Le 17 août 1661, Nicolas Fouquet, surintendant des Finances de Louis XIV et l'un des hommes les plus riches d'Europe, a commis l'erreur fatale de sa vie : il a organisé une fête. Dans son tout nouveau château de Vaux-le-Vicomte, au sud de Paris, il a offert au jeune roi une soirée si éblouissante qu'elle allait lui coûter sa liberté — pour toujours.
Ce soir-là, tout était démesuré. Le banquet était servi dans de la vaisselle en or massif — alors que le roi lui-même ne mangeait que dans de l'argent. Molière en personne jouait une pièce créée pour l'occasion. L'Italien Torelli orchestrait un feu d'artifice spectaculaire. Et les jardins d'André Le Nôtre semblaient s'étendre à l'infini. Six mille invités déambulaient dans des salons ornés de peintures glorifiant la famille Fouquet comme s'il s'agissait de sang royal.
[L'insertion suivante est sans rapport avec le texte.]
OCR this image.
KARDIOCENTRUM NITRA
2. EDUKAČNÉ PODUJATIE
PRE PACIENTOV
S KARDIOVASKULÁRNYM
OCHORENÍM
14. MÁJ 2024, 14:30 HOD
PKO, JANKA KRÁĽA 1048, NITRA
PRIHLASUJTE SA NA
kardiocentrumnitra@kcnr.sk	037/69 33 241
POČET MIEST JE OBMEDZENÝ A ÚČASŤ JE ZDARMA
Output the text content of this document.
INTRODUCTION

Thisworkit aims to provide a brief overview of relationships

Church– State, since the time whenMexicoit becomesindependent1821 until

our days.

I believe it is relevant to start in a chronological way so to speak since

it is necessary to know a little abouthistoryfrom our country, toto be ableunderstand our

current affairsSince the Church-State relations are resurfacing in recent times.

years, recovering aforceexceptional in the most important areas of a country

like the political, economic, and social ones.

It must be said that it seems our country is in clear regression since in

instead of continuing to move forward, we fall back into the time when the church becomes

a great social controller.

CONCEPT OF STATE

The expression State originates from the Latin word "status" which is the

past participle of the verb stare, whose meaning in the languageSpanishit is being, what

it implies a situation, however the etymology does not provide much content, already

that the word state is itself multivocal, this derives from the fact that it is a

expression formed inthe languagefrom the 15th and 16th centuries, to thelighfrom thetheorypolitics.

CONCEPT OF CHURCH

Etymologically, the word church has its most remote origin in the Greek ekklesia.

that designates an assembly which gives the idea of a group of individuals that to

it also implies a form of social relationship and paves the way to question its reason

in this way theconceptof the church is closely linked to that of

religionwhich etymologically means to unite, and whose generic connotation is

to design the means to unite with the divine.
Louis XIV avait 23 ans. Il n'a pas dit un mot. Mais derrière son regard, la rage bouillonnait. Aucun sujet ne devait briller plus que le roi. Sa mère, Anne d'Autriche, a dû le retenir physiquement pour l'empêcher de faire arrêter Fouquet sur-le-champ. « On n'arrête pas un homme sous son propre toit », lui a-t-elle glissé. Le roi a serré les dents. Il pouvait attendre.
Trois semaines plus tard, le roi a envoyé d'Artagnan — oui, le vrai d'Artagnan, capitaine des mousquetaires du roi — arrêter Fouquet. On dit que jamais deux sans trois : Fouquet avait défié le roi par son château, par sa fête, et maintenant le troisième acte appartenait au souverain. Le tribunal l'a condamné au bannissement. Louis a trouvé ça trop doux. Il a personnellement aggravé la peine : emprisonnement à vie.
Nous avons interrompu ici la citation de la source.